Gérer un système Linux avec un agent IA : confort du présent ou avenir du sysadmin ?

J’utilise Arch Linux comme système principal depuis des années. KDE Plasma sur Wayland, configurations écrites à la main, gestion manuelle des paquets. Un système qui récompense ceux qui le connaissent bien et punit ceux qui oublient où mettre les mains.

Depuis quelques mois, je travaille aux côtés de Claude Code, un agent IA qui tourne directement dans le terminal. Il ne répond pas avec des listes de commandes à copier : il les exécute, lit la sortie, corrige si nécessaire, et explique ce qu’il fait et pourquoi. Nettoyage des paquets orphelins, dépannage de PipeWire après une mise à jour du noyau, configuration du stack Proton/DXVK pour le gaming, règles de fenêtres KDE pour résoudre des problèmes de coordonnées de souris avec Wine. Des choses qui prenaient autrefois une heure entre le wiki, les forums et les pages de man se résolvent maintenant en dix minutes.

Le gain de temps est réel. Mais je me suis retrouvé à me demander : à quel prix ?

Outil ou béquille ?

L’aspect positif que je n’attendais pas est l’aspect didactique. Claude Code n’exécute pas en silence : il explique pourquoi il utilise paccache -rk2 plutôt que de vider directement le cache, quelle est la différence entre Wants= et Requires= dans une unit systemd, pourquoi sous Wayland certaines variables d’environnement de Gamescope se comportent différemment que sous X11. En théorie, chaque session est aussi une occasion d’apprendre.
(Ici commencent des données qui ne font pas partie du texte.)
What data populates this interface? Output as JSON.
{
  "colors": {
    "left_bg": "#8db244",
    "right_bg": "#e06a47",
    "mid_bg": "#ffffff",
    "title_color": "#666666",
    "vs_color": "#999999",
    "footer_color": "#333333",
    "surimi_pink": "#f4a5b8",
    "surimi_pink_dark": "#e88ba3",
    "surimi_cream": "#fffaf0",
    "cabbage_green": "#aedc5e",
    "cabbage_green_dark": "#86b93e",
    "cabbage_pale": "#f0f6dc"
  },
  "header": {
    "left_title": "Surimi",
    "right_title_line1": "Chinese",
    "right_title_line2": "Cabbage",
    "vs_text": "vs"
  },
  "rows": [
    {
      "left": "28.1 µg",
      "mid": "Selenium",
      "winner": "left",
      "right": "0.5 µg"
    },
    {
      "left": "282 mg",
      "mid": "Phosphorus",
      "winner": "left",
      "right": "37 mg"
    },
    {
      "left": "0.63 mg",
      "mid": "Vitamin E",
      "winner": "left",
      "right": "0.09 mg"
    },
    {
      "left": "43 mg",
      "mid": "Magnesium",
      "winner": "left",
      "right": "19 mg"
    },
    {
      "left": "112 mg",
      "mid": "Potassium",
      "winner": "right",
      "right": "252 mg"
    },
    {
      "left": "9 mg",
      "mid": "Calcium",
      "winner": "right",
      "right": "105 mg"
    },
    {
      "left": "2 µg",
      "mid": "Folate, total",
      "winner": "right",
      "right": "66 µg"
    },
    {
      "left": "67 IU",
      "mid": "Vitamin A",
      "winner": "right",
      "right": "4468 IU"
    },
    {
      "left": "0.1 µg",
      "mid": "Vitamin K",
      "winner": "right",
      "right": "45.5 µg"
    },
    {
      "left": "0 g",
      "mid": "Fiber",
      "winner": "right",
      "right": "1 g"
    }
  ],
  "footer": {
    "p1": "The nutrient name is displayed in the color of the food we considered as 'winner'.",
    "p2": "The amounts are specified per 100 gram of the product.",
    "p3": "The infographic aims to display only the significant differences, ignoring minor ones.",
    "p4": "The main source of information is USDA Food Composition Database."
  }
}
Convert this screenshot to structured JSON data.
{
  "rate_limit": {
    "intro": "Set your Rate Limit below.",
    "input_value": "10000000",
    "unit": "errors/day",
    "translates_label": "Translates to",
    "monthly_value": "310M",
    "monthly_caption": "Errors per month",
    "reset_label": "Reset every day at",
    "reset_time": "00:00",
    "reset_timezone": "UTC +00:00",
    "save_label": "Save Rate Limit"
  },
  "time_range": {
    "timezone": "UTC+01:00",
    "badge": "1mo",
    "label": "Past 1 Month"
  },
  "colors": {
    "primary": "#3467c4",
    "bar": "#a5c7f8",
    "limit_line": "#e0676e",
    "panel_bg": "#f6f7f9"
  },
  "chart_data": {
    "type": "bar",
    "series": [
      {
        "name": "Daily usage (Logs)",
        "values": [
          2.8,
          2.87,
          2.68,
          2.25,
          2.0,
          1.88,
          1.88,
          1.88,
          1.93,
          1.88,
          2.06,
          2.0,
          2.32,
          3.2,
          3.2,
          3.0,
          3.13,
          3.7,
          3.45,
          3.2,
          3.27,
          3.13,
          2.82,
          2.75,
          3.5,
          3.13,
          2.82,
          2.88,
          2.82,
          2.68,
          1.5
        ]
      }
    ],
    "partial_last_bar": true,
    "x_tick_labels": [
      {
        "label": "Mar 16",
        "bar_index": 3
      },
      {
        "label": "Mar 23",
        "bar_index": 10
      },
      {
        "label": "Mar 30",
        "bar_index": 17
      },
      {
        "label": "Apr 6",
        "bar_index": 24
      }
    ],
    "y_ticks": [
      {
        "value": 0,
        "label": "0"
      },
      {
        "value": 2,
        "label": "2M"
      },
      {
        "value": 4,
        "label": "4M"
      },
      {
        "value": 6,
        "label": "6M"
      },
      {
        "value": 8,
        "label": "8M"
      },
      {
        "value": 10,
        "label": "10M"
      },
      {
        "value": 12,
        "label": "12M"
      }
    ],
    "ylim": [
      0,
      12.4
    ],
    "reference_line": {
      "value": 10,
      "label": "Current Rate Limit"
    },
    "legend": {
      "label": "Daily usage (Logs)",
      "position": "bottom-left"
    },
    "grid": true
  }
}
En pratique, cependant, je m’arrête pour lire les explications une fois sur trois. Les autres fois, j’approuve et j’avance. Et c’est là que surgit la question gênante : si je cesse de faire le parcours mental pour arriver à la solution, suis-je en train de devenir plus efficace ou de simplement déléguer la compréhension ?

Un administrateur système qui utilise ces outils tous les jours, saura-t-il encore raisonner sur un problème de zéro dans cinq ans ? Ou aura-t-il besoin de l’agent même pour les choses qu’il sait faire de mémoire aujourd’hui ?

La comparaison qu’on ne peut pas ignorer

Ce n’est pas une question nouvelle. On l’a déjà posée avec les GPS (sait-on encore lire une carte ?), avec les correcteurs orthographiques (sait-on encore écrire ?), avec les calculatrices. Chaque fois qu’un outil a automatisé une compétence, nous avons gagné en vitesse et perdu quelque chose de moins mesurable.

Dans le travail de l’administrateur système, le risque est peut-être plus concret, car les systèmes complexes continuent de tomber en panne de manières imprévisibles. Et quand l’agent IA ne sait pas répondre, ou répond mal, il faut quelqu’un qui sache encore raisonner sans filet.

Alors, faut-il l’utiliser ?

Oui, sans aucun doute. L’alternative n’est pas de devenir de meilleurs administrateurs système pour le simple fait de tout faire à la main : c’est gaspiller du temps sur des opérations répétitives au lieu de se concentrer sur les problèmes qui nécessitent vraiment de la compréhension.

La bonne question n’est pas de savoir si l’on doit utiliser ces outils, mais comment les utiliser sans perdre le fil. La réponse réside probablement dans l’habitude de se demander, de temps en temps, si l’on serait capable de faire la même chose sans eux. Non pour prouver quoi que ce soit, mais pour garder vivante cette part du métier de sysadmin qu’aucun agent ne pourra remplacer entièrement, du moins pour l’instant.

L’avenir de l’administration système sera presque certainement composé de personnes qui travaillent avec des agents IA. Espérons que ce seront des personnes qui comprennent encore ce que ces agents font.